Oh, and to make things more dramatic in man-land (the imaginary realm of my social life, starting now), Mr. A made an appearance. He had sent me a message apologizing for his sucking at being whatever it is he thought he was supposed to be, which I was ignoring at the time because I don't really know the best way to deal with the situation. He mentioned he sent it and sort of stood around me for a bit, undoubtedly hoping for a bit of attention. I was strong though, I stuck with the girlfriends and wished him well on his trip. No way am I going to remain entangled in this web of crappiness. Mr. CN made an appearance, recalling aloud that he owes me a phone call, promising the phone call for tonight (phone's not ringing...).

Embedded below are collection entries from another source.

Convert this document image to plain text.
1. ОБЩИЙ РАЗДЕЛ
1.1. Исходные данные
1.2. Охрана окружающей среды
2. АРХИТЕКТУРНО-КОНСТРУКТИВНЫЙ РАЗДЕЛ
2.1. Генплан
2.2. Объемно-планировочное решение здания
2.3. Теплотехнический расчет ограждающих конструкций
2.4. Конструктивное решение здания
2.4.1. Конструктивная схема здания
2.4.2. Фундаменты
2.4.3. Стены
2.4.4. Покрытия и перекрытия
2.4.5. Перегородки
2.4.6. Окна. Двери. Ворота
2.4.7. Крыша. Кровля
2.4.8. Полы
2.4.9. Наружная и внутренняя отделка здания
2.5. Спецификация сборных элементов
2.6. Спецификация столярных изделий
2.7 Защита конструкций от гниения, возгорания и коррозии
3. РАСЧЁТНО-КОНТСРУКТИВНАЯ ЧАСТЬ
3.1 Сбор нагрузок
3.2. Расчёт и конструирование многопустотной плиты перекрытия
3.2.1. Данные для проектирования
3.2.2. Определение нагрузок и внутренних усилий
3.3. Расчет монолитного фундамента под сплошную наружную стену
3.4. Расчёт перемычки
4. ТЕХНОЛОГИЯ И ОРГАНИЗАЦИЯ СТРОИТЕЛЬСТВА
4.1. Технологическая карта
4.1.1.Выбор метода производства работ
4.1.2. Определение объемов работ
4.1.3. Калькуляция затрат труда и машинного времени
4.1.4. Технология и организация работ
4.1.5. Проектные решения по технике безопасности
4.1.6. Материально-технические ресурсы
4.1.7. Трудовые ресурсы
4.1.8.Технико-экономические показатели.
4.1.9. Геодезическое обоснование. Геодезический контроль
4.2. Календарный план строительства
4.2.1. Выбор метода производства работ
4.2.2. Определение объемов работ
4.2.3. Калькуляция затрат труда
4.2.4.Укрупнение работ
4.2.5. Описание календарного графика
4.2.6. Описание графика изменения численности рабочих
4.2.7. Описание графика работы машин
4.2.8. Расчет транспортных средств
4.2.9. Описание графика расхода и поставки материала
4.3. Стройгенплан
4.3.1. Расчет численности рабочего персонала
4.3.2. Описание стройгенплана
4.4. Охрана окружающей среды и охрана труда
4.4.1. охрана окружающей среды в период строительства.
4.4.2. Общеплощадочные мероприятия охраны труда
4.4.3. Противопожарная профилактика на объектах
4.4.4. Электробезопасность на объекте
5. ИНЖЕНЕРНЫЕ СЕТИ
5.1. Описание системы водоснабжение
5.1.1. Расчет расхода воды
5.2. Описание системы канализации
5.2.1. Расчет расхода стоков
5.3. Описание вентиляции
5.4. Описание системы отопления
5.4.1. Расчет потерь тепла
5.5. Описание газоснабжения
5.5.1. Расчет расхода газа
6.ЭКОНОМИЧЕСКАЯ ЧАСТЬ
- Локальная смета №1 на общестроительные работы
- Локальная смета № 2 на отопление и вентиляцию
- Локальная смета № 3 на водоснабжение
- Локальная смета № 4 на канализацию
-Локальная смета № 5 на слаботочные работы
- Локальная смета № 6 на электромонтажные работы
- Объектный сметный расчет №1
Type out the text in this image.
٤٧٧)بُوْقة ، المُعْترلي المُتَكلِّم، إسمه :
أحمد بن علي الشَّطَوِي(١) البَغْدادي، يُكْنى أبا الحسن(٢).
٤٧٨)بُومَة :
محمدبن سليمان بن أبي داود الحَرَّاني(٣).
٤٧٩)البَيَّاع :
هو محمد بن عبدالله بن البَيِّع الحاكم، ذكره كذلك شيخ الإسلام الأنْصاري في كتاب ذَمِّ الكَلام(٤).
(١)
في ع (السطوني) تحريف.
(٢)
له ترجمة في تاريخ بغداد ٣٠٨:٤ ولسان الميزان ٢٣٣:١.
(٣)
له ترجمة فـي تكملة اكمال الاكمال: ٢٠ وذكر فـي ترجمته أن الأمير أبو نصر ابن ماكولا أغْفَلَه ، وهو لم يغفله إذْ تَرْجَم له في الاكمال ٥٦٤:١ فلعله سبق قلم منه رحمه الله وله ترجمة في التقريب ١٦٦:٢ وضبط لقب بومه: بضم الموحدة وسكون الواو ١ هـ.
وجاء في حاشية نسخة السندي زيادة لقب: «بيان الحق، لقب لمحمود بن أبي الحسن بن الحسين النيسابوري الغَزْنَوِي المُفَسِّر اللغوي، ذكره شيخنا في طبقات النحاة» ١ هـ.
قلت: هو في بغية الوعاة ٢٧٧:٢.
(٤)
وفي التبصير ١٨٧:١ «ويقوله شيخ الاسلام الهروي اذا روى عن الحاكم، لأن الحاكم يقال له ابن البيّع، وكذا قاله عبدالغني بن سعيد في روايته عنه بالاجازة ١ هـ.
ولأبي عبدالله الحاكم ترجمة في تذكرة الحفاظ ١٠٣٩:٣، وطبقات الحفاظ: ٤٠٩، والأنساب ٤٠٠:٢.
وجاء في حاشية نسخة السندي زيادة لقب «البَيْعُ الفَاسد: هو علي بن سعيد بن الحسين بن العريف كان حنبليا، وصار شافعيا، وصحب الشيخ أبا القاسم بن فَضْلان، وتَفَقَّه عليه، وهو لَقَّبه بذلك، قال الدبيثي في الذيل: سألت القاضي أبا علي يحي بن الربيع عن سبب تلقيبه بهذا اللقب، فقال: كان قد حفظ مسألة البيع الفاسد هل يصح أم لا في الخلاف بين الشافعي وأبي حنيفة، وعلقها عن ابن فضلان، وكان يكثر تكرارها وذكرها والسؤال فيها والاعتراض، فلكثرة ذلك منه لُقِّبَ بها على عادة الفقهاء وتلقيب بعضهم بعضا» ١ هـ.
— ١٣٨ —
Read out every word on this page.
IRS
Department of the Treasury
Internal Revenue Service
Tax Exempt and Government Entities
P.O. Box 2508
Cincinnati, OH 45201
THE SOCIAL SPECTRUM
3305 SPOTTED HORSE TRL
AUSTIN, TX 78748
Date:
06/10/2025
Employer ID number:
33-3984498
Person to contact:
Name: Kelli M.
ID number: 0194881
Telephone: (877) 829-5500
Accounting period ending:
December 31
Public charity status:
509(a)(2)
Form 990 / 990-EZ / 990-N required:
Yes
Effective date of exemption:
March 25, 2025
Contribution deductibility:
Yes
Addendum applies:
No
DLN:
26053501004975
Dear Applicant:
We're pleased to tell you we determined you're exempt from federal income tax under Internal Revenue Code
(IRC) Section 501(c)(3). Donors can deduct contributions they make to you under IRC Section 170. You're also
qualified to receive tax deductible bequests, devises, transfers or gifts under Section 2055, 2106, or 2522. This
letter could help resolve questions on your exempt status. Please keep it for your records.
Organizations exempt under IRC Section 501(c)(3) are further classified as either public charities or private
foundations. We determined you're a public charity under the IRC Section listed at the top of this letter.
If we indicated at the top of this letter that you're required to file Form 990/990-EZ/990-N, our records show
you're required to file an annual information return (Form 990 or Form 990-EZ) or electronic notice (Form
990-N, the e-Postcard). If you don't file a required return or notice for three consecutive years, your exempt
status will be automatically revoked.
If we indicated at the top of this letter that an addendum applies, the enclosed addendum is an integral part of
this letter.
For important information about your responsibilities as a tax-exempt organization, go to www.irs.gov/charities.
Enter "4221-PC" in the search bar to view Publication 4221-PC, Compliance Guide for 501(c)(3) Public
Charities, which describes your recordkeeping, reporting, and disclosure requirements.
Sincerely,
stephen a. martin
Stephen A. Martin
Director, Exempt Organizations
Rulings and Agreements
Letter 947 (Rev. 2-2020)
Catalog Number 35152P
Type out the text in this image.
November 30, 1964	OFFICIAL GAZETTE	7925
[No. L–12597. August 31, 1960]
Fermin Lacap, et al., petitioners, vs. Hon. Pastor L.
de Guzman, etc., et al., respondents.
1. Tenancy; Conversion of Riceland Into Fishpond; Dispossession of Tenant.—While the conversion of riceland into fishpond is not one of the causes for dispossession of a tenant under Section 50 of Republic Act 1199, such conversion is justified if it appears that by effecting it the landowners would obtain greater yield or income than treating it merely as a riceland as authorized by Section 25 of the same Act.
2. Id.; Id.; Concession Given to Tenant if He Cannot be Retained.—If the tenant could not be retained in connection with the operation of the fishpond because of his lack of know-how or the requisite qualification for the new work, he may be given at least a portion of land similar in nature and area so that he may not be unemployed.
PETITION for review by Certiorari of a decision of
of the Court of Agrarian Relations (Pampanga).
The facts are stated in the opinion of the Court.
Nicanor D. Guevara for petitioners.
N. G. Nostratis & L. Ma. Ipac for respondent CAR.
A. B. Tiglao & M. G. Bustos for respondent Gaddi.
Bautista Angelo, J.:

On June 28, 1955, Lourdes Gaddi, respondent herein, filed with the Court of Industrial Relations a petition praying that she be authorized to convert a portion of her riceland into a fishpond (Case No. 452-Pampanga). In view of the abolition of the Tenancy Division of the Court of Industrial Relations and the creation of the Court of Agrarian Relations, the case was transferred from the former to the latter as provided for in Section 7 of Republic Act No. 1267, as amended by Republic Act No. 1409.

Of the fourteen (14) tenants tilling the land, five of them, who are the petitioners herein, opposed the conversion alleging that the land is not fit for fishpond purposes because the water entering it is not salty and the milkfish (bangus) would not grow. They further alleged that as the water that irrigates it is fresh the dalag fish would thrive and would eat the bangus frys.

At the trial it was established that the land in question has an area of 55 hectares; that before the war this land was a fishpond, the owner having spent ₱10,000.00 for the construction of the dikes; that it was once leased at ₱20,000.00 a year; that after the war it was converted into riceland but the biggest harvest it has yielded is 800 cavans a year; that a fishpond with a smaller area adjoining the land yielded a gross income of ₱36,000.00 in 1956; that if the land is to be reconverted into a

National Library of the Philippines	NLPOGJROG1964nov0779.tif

The thing that made my day today was that Mr. JA (formerly some other weird letters) invited me to hang out. The unfortunate thing is that I am going to have to pass. But again, the nice thing is that we have next Friday night for GERMAN NERD TIME!

Also good about today, Miss C and I went to breakfast at Costa's. That was important so I could tolerate 6 hours of canvassing straight. Yeah!

Oh, and canvassing today = awesome.

I was knocking on this door that said "Eingang" which is the german word for entrance. I decided to whip out the deutsch skills and started chatting up this guy in German. Turns out he is a big German nerd and though our political ideologies are not that similar, we had this in common. He literally gave me an 11 disc German "Immersion" set and asked that I call him if we have German nerd stuff. Cool guy. I bet he'll even vote for my candidate now because someone of such great character (me) says he is a great guy (which he is). The awesomeness does not stop there! Also amazing: Hot guys who bake cookies. Yes, that is right, lady-readers, in Juneau Alaska there exist two men in their mid-twenties who baked cookies and gave me one. Also, they are voting for my candidates. Was it love? Maybe.

And now I am going to go do laundry, try to clean up my room, and otherwise waste my Alaska Day Saturday night.